A technician greeted them on the other side, and helped them acclimate to their new environment. This wasn’t the first time they switched substrates, but it was still a little jarring, since they were using a different technique, which maintained their connection to their real bodies. The time difference made it even weirder. Once they were ready, they demanded to see Team Keshida, but the tech shook her head. “I’m afraid that’s not possible. We’ve not seen either of them in almost ninety years.”
“That doesn’t make any sense,” Leona said. “Ramses spoke with them a couple of years ago.”
“Perhaps they were communicating across time,” the tech suggested.
“No, they made reference to something that occurred a couple of years prior.”
“Did they say they were still in the Collective? Because...we weren’t. We left Gatewood almost as long ago.”

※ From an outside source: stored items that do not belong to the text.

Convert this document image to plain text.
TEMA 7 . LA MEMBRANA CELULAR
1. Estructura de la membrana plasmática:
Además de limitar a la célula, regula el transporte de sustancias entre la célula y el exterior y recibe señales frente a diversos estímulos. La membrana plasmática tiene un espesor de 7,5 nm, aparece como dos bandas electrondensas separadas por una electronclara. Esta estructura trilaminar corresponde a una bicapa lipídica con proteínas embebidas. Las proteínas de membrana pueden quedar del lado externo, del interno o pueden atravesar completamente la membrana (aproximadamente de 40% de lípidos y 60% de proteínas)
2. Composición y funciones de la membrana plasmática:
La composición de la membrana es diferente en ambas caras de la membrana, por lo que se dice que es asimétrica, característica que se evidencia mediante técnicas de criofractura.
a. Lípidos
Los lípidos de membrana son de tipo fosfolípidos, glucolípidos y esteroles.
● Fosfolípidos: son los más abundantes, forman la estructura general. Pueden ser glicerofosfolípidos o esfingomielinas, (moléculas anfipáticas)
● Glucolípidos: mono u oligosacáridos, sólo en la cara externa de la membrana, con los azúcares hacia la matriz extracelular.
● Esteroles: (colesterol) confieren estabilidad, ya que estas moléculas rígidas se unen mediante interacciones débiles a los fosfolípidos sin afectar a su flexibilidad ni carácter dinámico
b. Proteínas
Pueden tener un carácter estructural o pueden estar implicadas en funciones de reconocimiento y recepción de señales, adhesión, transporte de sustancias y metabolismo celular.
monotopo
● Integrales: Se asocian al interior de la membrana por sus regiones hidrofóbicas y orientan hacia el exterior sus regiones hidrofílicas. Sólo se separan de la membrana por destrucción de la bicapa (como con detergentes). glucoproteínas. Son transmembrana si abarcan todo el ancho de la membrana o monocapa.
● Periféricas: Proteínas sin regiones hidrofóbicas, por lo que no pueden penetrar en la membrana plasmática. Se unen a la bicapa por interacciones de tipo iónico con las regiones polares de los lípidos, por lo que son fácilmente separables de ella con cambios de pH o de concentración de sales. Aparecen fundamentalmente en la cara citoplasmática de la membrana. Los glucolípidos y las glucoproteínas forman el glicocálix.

“Where are you going?” Mateo asked.
“Torosia,” he answered.
“Never heard of it.”
“I have,” Mateo said. “They used to call it Durus.”
The tech nodded. “We’ve chosen to join forces, and develop a new society of human outcasts.”
“Have you ever heard of something called Quantum Colony?” Leona asked her.
“Is that a band, errr...?”
“All right. Well, thank you for your hospitality, but we’re going to have to cut this short.” She looked to her husband. “We’ll strategize with the team, but I’m pretty sure our next stop will have to be Teagarden.”
They only spent a few minutes on the cylinder, but almost the whole day passed for their team on the outpost, because the Gatewooders were traveling at relativistic speeds. Teagarden would have to wait until next year. It would be up to Sasha to make sure Hrockas or the moderator didn’t try any funny business in the meantime.